Investment suitability must be determined individually for each investor, and the financial instruments described herein may not be suitable for all investors. The products described herein should generally be held to maturity as early sales could result in lower than anticipated returns. This information is not intended to provide and should not be relied upon as providing accounting, legal, regulatory or tax advice. Investors should consult with their own advisors as to these matters.
This material is not a product of Credit Suisse Research Departments. Financial Products may involve a high degree of risk, and may be appropriate investments only for sophisticated investors who are capable of understanding and assuming the risks involved. Credit Suisse and its affiliates may have positions (long or short), effect transactions or make markets in securities or financial instruments mentioned herein (or options with respect thereto), or provide advice or loans to, or participate in the underwriting or restructuring of the obligations, issuers of the stocks comprising the applicable index, indices or fund mentioned herein. Credit Suisse is a member of FINRA, NYSE and SIPC. Clients should contact their salespersons at, and execute transactions through, a Credit Suisse entity qualified in their home jurisdiction unless governing law permits otherwise.
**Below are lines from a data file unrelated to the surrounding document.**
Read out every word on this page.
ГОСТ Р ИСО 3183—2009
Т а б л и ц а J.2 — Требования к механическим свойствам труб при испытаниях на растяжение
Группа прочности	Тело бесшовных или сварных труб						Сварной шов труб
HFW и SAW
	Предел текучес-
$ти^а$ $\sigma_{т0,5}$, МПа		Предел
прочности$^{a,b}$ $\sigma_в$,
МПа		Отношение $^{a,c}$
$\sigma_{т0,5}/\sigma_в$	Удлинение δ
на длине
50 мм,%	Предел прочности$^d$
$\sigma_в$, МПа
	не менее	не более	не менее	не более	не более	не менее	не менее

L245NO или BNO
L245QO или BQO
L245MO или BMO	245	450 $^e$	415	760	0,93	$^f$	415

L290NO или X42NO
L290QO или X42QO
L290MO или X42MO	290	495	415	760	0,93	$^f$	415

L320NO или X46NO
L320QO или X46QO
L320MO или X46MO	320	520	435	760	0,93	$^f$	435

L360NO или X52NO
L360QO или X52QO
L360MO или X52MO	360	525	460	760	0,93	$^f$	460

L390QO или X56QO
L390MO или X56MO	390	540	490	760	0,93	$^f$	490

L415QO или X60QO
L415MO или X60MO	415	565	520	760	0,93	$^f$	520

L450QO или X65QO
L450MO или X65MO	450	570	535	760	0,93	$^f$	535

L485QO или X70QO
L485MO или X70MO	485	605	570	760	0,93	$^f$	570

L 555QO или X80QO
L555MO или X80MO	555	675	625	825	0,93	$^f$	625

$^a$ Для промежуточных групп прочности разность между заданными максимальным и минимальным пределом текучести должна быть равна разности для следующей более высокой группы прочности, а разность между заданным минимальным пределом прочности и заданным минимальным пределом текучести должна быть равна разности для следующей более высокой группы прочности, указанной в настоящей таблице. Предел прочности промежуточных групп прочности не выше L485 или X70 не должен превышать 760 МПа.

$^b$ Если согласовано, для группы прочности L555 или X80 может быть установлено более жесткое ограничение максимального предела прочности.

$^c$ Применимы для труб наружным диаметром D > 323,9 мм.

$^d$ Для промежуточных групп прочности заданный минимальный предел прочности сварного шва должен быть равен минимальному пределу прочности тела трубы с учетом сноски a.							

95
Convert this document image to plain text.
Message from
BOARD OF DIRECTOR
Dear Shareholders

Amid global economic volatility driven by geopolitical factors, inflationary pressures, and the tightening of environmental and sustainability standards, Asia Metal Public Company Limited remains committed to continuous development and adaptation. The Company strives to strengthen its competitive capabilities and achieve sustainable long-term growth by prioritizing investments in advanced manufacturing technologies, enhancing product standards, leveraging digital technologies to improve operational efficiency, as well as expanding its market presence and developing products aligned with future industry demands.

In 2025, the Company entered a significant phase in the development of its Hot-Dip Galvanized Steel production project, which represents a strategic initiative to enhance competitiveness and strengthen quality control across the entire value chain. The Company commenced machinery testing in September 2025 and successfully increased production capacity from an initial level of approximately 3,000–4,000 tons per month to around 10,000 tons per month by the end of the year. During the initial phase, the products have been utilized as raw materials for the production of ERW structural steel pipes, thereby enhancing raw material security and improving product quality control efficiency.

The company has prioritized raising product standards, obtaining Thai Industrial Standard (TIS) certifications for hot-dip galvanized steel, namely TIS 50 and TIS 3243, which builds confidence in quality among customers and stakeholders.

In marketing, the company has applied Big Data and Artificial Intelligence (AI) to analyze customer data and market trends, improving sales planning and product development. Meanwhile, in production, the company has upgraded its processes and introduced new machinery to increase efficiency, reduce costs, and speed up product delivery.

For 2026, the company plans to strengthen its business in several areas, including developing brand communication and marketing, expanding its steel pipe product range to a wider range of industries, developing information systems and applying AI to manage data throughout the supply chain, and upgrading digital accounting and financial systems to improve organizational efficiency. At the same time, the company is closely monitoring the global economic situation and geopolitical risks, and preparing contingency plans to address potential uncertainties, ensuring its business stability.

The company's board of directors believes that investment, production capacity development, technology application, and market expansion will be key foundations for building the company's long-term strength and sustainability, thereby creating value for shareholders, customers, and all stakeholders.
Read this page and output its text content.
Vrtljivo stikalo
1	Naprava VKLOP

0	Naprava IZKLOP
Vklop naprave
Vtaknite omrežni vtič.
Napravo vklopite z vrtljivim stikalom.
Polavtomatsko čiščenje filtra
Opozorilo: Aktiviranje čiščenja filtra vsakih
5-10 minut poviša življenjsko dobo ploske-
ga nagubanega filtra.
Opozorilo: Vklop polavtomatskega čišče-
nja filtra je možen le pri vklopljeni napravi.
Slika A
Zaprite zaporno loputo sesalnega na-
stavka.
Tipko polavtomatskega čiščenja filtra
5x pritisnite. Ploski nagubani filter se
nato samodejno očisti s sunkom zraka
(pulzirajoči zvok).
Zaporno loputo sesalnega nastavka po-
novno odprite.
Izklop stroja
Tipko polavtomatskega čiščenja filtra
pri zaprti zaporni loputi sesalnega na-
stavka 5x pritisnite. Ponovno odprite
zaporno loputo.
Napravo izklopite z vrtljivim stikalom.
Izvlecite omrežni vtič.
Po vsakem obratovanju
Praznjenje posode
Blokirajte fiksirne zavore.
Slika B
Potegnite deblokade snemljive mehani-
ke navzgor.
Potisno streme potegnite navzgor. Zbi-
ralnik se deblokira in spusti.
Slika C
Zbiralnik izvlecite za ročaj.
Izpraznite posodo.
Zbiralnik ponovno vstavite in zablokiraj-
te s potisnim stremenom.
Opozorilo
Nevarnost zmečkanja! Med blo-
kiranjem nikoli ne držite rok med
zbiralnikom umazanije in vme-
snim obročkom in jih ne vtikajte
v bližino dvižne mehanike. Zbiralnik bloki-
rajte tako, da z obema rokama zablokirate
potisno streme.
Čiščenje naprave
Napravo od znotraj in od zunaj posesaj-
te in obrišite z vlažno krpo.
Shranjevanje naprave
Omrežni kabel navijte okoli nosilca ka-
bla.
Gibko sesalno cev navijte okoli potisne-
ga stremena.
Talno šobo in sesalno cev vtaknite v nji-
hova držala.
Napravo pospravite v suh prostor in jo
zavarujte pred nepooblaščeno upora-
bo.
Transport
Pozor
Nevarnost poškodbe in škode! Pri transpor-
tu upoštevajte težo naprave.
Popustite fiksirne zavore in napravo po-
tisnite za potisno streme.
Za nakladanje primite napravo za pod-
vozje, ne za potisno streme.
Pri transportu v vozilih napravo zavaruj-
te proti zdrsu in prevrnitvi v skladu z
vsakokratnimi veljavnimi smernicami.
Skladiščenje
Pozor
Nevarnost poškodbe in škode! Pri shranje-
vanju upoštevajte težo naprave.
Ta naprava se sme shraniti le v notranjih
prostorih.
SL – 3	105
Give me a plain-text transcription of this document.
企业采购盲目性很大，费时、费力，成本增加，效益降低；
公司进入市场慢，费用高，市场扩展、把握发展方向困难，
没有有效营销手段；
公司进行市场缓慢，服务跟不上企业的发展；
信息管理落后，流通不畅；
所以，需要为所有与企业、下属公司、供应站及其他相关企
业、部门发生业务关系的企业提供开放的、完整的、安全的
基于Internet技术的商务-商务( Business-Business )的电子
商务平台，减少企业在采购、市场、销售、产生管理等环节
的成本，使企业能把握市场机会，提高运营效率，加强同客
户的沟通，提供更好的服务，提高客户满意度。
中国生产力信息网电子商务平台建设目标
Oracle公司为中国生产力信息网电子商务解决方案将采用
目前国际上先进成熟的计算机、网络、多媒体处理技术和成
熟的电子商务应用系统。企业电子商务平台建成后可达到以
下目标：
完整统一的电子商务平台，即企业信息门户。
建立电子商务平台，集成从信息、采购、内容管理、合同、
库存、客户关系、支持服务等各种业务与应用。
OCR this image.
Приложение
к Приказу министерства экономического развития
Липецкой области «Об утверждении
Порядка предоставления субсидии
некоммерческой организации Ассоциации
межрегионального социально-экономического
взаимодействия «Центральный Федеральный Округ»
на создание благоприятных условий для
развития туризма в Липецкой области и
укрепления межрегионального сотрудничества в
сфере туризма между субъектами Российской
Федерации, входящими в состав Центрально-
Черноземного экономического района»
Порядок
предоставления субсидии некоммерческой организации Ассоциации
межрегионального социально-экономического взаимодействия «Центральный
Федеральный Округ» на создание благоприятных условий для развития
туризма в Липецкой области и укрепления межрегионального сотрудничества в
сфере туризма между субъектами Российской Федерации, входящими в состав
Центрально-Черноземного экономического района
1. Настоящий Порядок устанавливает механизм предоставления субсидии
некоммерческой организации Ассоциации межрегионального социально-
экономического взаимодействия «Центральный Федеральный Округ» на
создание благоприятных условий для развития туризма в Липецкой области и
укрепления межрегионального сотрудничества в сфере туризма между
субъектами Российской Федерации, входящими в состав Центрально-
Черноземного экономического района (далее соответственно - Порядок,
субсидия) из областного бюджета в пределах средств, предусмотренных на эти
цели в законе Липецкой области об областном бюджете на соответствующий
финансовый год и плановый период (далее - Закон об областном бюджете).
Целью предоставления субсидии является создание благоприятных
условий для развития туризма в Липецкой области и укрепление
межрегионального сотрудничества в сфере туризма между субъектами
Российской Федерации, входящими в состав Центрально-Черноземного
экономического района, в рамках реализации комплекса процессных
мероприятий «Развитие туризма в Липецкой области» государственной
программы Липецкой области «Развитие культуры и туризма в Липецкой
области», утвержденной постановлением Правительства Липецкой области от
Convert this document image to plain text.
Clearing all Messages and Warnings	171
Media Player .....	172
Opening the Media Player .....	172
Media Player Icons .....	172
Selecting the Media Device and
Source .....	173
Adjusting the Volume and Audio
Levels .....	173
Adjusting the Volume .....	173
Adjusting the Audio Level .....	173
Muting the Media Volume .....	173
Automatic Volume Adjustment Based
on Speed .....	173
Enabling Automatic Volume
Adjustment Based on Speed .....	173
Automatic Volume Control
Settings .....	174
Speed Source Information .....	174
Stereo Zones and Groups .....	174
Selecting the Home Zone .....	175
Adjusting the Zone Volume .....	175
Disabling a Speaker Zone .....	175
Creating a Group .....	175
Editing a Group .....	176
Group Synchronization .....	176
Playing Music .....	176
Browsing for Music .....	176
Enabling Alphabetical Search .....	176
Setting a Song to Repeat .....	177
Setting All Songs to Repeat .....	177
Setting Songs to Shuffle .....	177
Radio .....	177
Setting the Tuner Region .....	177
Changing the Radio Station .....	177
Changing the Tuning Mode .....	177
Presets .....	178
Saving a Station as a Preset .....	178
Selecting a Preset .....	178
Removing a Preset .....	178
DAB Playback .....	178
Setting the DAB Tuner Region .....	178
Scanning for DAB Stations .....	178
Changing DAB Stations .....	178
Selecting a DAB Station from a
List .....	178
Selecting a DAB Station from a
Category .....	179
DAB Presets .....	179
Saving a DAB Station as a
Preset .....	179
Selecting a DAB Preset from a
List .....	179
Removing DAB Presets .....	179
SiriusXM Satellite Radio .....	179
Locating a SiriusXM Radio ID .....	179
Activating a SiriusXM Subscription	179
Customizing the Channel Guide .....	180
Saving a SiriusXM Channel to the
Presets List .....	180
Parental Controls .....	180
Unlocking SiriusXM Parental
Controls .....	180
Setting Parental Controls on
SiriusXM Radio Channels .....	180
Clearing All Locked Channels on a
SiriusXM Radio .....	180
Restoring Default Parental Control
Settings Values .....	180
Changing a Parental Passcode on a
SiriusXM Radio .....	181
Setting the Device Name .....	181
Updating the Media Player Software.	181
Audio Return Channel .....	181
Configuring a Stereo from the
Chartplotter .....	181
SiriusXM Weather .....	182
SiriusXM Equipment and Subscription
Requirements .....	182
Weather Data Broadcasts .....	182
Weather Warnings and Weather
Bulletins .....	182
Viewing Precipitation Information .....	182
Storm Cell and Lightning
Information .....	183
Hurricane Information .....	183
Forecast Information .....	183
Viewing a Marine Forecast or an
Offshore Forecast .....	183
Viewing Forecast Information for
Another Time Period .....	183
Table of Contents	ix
This document is a summary of the terms of the securities and factors that you should consider before deciding to invest in the securities. Credit Suisse has filed a registration statement (including pricing supplement, underlying supplement, product supplement, prospectus supplement and prospectus) with the Securities and Exchange Commission, or SEC, for the offering to which this offering summary relates. Before you invest, you should read this summary together with the Preliminary Pricing Supplement dated January 23, 2014, Underlying Supplement dated July 29, 2013, Product Supplement No. U-I dated March 23, 2012, Prospectus Supplement dated March 23, 2012 and Prospectus dated March 23, 2012, to understand fully the terms of the securities and other considerations that are important in making a decision about investing in the securities. You may get these documents without cost by visiting EDGAR on the SEC Web site at www.sec.gov. Alternatively, Credit Suisse, any agent or any dealer participating in this offering will arrange to send you the pricing supplement, underlying supplement, product supplement, prospectus supplement and prospectus if you so request by calling toll-free 1-(800)-221-1037.
You may access the pricing supplement related to
the offering summarized herein on the SEC website at:
http://www.sec.gov/Archives/edgar/data/1053092/000095010314000425/dp43331_424b2-t293.htm
You may access the underlying supplement, product supplement, prospectus supplement and prospectus on the SEC website at www.sec.gov or by clicking on the hyperlinks to each of the respective documents incorporated by reference in the pricing supplement.